From History –
H/O amenorrhea of 8-12 weeks.
Usually comes in 1st trimester with most common presentation – Brown bloody vaginal bleeding.
H/O expulsion of grape like vesicles per vaginal.
Initial features are suggestive of pregnancy but no quickening.
Lower abdominal pain (due to expulsion/ overstretching/ hemorrhage/ infection/ perforation).
Patient feels sick and complains of vomiting.
Rarely with features of thyrotoxicosis/ dyspnea.
On clinical Examination –
General Features :
Signs suggestive of early pregnancy.
Pallor present due to hemorrhage.
Features of Iron deficiency anemia/ Pre-eclampsia.
Per Abdominal Examination :
Height of fundus is more than POA (Period of Amenorrhea) in most of the cases.
The feel of uterus is firm, elastic.
Fetal parts – Impalpable.
Fetal Heart Sound – Not audible.
No fetal Movement.
External Ballotment – (-ve).
Per Vaginal Examination :
Internal Ballotment – (-ve).
Blood stained discharge/ Frank Bleeding.
Unilateral/ Bilateral enlargement of ovaries.
Vesicles may be felt if os is open.
From Investigation –
Complete Hemogram – Hb%, TC, DC, ESR, ABO & Rh Grouping.
USG Abdomen – Charecteristic Snowball appearance, Absence of fetal parts, Cyst in Ovary.
Serum and Urine Beta-HCG Level – Elevated than normal level (Rising Beta-HCG >100000mIU/L is suggestive).
Straight Xray Abdomen – To rule out fetus (-ve Fetal shadow).
Straight CXR (PA View) – To rule out evidence of pulmonary embolization.
Liver, Renal and Throid Function Test – When indicated.

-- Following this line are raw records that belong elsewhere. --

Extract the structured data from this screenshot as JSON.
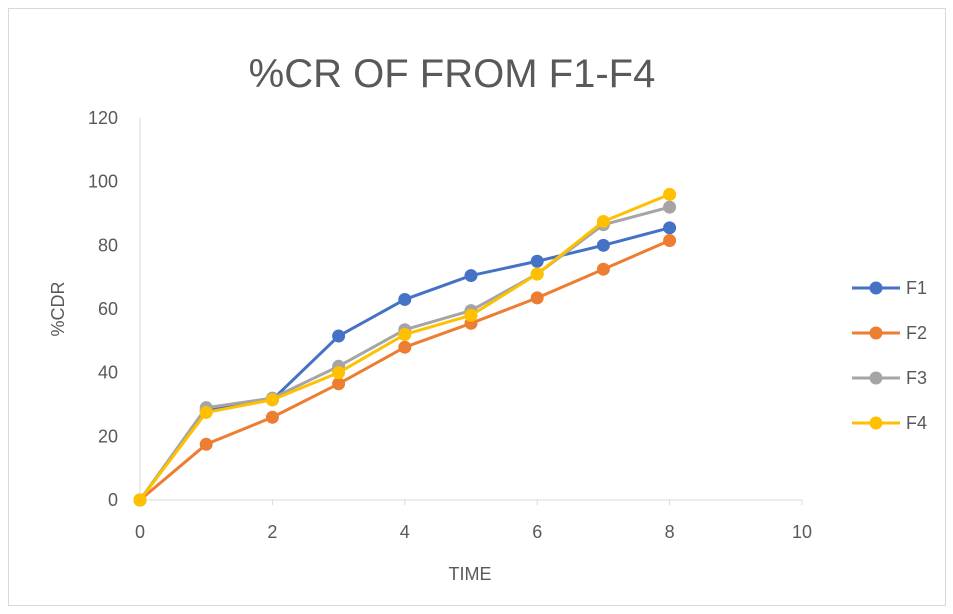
{
  "chart_data": {
    "type": "scatter",
    "title": "%CR OF  FROM F1-F4",
    "xlabel": "TIME",
    "ylabel": "%CDR",
    "xlim": [
      0,
      10
    ],
    "ylim": [
      0,
      120
    ],
    "xticks": [
      0,
      2,
      4,
      6,
      8,
      10
    ],
    "yticks": [
      0,
      20,
      40,
      60,
      80,
      100,
      120
    ],
    "grid": false,
    "legend_position": "right",
    "x": [
      0,
      1,
      2,
      3,
      4,
      5,
      6,
      7,
      8
    ],
    "series": [
      {
        "name": "F1",
        "color": "#4472C4",
        "values": [
          0,
          28,
          31.5,
          51.5,
          63,
          70.5,
          75,
          80,
          85.5
        ]
      },
      {
        "name": "F2",
        "color": "#ED7D31",
        "values": [
          0,
          17.5,
          26,
          36.5,
          48,
          55.5,
          63.5,
          72.5,
          81.5
        ]
      },
      {
        "name": "F3",
        "color": "#A5A5A5",
        "values": [
          0,
          29,
          32,
          42,
          53.5,
          59.5,
          71,
          86.5,
          92
        ]
      },
      {
        "name": "F4",
        "color": "#FFC000",
        "values": [
          0,
          27.5,
          31.5,
          40,
          52,
          58,
          71,
          87.5,
          96
        ]
      }
    ]
  }
}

Histopathological Examination of the expelled vesicles – No chorion, no amnion, no fetal tissue, all villi are abnormal, degenerated with fluid filled vesicles, no blood vessels in complete mole.
THE D/D OF H. MOLE ARE –
Fibroid/ Ovarian tumor with pregnancy
These are rule out by USG Abdomen and Beta-HCG Level.
Resuscitation if needed.
Early Diagnosis and Suction Evacuation as early as possible.
Supportive therapy to correct anemia – IV Infusion with ringer lactate solution, Blood transfusion, Parental Antibiotic.
For further assessment, patient are grouped into 2 groups –
Group A – The mole is in the process of expulsion
Group B – The uterus is inert and closed os
FOLLOW UP IN CASE OF MOLAR PREGNANCY –
The patient should be well counselled about the complication of molar pregnancy and the associated risk factors along with the importance of follow up in these cases.
The disease is benign in 20-30% cases there is a chance of development of persistent trophoblastic disease which is considered malignant. The chances of choriocarcinoma is also high in these cases.
The tumor marker in this case is Beta-HCG. The first estimate should be done immediately at evacuation and then every week still it becomes negative. This usually regress within 3 months.
The patient is advised not to get pregnant during the whole period of follow up.
During each follow up each things has to be noted –
- Enquiry about irregular vaginal bleeding, persistent cough, breathlessness or hemoptysis.
- Involution of uterus, Ovarian size, Malignant deposit through abdominal examination.
(The lutein cyst usually regress within 2 months)
Investigations done are Urine/Serum HCG and CXR
Prophylactic chemotherapy –
HCG Level fails to become normal by 12 weeks.
Reelevation at 4-8 weeks.
Rising Beta HCG after normalization.
Follow up is not possible duw to remote area.
Evidence of metastasis.
Methotrexate – 1 mg/kg/day IV + Folinic acid 0.1 mg/kg/day IM.
Contraceptions – like IUCD, OCP are contraindicated during this period.